Elle allait au hasard, tentant de trouver ce qui émouvrait son âme.

C’était pour tout le monde l’heure de la sieste et les rideaux des boutiques étaient baissés, comme si tout le golfe s’était endormi. Elle conduisait droit devant, entre les palmiers, tentant de se souvenir où se trouvait la station essence la plus proche. Elle ne savait tout simplement plus où Mehria s’arrêtait pour faire le plein. À présent, tout lui semblait flou et lointain, mais elle ne voulait pas se laisser impressionner par la panique. Elle avait entrepris une escapade qu’elle ne maîtrisait plus.

Elle s’immobilisa un instant devant l’étendue de sable et de pierre à l’intersection entre les trois routes et elle se décida à demander, mais personne ne passait dans un sens ni dans un autre. Un silence minéral avait tout enfermé sous une cloche. Elle ne pouvait pas l’écouter en raison de l’air conditionné à l’intérieur de la voiture.

Elle voulut s’adosser au siège en cuir, mais il était trop chaud. Elle n’avait qu’à attendre quelqu’un, mais elle savait trop bien qu’une heure encore, la route demeurerait déserte. Elle tira une carte de la boite à gants et se mit à déchiffrer le golfe, comme un poème aux sonorités qui lui plaisaient : Temine… Menzel… Kelibia. C’étaient des villages, chacun avec sa mosquée et son café, sur des plateaux brûlants, oubliés sous le ciel.

Soudain, elle aperçut un point mouvant sur la chaussée à sa droite.

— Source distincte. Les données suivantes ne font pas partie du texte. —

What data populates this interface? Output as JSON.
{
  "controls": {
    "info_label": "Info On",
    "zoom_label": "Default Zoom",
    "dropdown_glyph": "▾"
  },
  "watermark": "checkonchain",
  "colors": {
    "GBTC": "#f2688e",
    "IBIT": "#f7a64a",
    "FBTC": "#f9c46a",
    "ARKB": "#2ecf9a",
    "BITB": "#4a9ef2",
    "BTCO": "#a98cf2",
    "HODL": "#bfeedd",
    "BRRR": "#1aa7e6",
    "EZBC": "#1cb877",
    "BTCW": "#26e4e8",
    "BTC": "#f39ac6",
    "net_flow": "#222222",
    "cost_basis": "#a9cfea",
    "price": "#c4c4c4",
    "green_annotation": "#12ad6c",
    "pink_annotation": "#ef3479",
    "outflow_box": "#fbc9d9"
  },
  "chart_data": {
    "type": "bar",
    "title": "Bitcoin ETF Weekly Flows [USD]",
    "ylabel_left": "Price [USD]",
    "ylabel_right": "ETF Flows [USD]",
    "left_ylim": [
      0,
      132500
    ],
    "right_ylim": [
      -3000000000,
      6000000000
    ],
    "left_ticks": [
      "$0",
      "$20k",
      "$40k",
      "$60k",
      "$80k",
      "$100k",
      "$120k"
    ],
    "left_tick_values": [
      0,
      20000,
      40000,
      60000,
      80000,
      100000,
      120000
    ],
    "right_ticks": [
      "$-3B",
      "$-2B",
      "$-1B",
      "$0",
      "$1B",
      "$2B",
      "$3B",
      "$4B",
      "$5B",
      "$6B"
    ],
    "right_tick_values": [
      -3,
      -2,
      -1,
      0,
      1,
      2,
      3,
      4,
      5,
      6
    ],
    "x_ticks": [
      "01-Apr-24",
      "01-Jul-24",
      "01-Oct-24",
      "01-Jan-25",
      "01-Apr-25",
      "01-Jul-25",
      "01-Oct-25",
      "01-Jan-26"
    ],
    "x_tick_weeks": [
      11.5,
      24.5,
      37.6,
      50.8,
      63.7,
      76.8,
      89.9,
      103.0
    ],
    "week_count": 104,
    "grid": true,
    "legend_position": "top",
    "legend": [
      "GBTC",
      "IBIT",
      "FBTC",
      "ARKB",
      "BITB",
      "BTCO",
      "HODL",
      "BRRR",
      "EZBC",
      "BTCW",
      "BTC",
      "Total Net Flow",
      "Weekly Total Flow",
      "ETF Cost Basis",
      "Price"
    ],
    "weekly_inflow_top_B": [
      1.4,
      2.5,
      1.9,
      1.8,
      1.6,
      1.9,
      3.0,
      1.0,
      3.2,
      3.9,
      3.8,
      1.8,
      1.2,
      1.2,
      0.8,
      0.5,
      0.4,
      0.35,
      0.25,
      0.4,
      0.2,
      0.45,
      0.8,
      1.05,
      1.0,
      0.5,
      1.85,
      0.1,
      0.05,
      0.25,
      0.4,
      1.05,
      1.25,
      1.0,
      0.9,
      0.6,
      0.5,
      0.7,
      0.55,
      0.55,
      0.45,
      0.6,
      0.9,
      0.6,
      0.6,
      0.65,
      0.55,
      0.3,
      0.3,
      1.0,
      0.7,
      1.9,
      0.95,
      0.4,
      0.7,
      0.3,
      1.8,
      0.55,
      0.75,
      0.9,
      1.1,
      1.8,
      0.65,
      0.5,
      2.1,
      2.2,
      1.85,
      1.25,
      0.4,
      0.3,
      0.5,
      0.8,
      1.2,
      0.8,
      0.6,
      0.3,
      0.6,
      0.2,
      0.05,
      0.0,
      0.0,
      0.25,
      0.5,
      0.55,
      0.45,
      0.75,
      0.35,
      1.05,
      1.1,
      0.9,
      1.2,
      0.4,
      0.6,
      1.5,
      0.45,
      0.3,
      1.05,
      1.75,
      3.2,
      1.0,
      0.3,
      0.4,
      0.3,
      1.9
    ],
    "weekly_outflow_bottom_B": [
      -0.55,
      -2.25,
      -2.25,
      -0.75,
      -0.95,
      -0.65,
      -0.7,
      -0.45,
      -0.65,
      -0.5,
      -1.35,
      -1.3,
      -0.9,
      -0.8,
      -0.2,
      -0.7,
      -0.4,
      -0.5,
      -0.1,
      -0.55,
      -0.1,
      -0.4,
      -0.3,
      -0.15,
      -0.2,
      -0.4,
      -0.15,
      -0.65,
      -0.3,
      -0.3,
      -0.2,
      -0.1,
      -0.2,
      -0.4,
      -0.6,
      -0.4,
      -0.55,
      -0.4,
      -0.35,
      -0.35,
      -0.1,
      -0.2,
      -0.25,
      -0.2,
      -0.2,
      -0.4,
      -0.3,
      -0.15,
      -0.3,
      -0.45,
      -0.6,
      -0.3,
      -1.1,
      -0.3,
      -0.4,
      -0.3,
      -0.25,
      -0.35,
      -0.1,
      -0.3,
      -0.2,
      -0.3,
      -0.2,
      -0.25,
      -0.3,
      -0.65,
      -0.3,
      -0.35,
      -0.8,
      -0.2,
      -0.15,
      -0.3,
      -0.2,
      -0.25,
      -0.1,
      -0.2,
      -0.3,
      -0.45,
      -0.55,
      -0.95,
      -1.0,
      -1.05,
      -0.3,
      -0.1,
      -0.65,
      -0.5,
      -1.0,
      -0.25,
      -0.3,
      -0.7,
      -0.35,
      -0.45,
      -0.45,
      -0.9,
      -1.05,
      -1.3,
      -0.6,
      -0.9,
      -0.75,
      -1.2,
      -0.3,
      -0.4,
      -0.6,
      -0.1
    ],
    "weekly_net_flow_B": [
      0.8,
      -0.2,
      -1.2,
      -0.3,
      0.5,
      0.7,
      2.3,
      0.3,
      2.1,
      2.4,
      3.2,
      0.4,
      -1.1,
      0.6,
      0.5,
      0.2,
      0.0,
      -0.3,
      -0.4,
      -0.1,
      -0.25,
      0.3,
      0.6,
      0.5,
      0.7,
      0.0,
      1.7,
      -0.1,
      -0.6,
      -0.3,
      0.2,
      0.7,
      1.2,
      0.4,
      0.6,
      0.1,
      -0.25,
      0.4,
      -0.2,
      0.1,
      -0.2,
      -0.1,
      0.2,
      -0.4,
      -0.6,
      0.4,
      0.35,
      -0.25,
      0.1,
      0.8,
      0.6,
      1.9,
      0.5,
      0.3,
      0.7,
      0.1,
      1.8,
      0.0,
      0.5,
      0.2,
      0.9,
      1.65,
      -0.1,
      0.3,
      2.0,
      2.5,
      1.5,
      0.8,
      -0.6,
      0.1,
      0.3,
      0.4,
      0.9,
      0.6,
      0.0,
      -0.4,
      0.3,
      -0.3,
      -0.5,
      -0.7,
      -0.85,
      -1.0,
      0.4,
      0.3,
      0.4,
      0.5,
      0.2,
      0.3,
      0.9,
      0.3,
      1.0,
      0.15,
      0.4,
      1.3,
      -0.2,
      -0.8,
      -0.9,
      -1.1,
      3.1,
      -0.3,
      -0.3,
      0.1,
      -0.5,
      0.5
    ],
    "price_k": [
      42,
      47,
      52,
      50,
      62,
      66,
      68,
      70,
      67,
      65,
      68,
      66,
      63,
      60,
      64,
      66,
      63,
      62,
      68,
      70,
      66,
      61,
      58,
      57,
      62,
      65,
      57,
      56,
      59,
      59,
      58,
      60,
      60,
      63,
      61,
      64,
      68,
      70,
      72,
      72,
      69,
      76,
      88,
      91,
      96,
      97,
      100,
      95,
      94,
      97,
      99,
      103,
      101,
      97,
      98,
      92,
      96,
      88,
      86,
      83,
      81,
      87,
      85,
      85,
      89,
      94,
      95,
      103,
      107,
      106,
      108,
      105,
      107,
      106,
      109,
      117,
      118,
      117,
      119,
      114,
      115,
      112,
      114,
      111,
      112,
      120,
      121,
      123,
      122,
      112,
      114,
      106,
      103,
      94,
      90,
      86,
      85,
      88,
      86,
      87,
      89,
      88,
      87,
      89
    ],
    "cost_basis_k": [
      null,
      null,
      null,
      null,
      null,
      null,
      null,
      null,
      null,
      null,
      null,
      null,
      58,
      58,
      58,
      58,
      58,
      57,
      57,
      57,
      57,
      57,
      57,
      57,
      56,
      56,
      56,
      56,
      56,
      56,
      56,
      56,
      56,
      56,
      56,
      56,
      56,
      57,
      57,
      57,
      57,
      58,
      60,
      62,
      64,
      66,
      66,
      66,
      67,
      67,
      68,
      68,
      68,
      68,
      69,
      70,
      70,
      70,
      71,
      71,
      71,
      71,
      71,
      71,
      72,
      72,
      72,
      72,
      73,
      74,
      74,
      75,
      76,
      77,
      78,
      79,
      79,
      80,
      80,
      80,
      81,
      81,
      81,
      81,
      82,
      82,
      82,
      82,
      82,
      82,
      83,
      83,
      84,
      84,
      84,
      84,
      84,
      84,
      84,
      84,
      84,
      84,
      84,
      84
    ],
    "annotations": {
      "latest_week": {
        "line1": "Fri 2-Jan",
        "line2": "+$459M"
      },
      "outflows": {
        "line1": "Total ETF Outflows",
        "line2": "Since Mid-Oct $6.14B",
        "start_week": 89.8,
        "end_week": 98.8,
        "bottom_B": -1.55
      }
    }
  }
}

Ça ne pouvait pas être un homme mais cela avançait au pas et bientôt, elle distingua un bât se balançant et les oreilles d’un âne le portant. Aux côtés de l’animal, une femme fragile, cachée sous un voile, tentait d’avancer. Elle la voyait flotter, car la canicule l’effaçait comme un petit tas de cendres volatiles.

Elle démarra, se dirigea vers la femme jusqu’au moment où l’animal eut peur et se mit à braire, planté droit sur ses pattes. Elle avait déjà vu ce genre de scène au marché aux fruits et elle se demanda comment elles allaient le pousser, s’exténuer toutes les deux, le faire monter sur la plate forme à l’arrière. La femme sourit en montrant ses dents éclatantes et ses yeux d’un noir profond s’étoilèrent de rides. Elle parlait en dialecte tunisien et elle ne comprenait rien. Elles se mirent à communiquer par signes. Elle lui montrait le réservoir, suggérant qu’elle cherchait une station essence.

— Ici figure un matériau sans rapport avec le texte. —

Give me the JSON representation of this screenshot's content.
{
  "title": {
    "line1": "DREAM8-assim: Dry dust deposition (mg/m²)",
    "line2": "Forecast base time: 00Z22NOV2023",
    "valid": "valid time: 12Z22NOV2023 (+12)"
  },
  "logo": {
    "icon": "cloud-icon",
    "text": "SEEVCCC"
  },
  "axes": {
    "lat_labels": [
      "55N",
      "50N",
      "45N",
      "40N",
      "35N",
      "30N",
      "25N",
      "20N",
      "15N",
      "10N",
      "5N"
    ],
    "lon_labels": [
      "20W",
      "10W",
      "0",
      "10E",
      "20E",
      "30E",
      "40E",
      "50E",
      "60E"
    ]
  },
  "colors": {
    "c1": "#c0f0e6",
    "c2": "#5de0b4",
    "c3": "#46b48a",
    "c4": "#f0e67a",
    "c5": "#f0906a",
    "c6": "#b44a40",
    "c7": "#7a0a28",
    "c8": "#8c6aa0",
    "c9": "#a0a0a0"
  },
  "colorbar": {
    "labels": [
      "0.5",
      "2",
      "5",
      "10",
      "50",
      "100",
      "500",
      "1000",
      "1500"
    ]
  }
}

« Moi, venir avec toi » dit la créature sans âge mais dont elle pouvait deviner, d’après son sefsari et au vu de ses mains crevassées par le travail, qu’elle était pauvre et veuve. « Venir avec toi » répéta-t-elle avant d’ouvrir elle-même l’accès à la plateforme – mais l’âne ne bougeait pas.

L’Arabe sortit de sa gibecière un pâté de petits pois et le lui fourra sous les naseaux. L’animal secoua la tête et s’obstina encore davantage. Elle se souvint des biscuits et des gâteaux de Zaouf. Des cacahuètes qu’elle avait dans un sachet et elle commença à tirer de son sac toutes les bonnes choses dont la nourrice avait fait un paquet.

Le baudet senti le parfum du miel et de sésame et sembla vouloir y goûter. La veuve attrapa le gâteau et avança le long de la voiture, jusqu’à la plateforme inclinée qu’elle escalada.

L’âne se laissa tirer par le licol et monta lentement dans le baquet chauffé à blanc.

« Viens avec moi à l’avant » lui dit-elle, mais la femme bloqua rapidement les côtés du rabat et se pelotonna près de l’animal, indiquant en tendant le bras la direction où trouver la station essence.

Elles roulèrent quelques kilomètres puis elle observa dans le rétroviseur la femme arabe se recroqueviller comme un soufflet à côté des autres bagages de l’âne.

La station essence avait une seule pompe, mais il y avait une droguerie et un bistro avec quelques tables. Le propriétaire se tenait à l’ombre, sous un acacia, et quand il vit les deux femmes, il entrouvrit à peine les yeux et les considéra entre ses cils. Il se demanda ce qu’elles pourraient acheter et combien de temps elles resteraient. Il regarda l’âne affaibli par la chaleur et sa maîtresse qu’on aurait dit qu’il avait déjà vue, puis la femme blanche qui sortait justement de la voiture.

L’Arabe tira l’âne et le fit descendre avec beaucoup de compétence puis elle l’attacha juste sous les bannes décolorées par le soleil.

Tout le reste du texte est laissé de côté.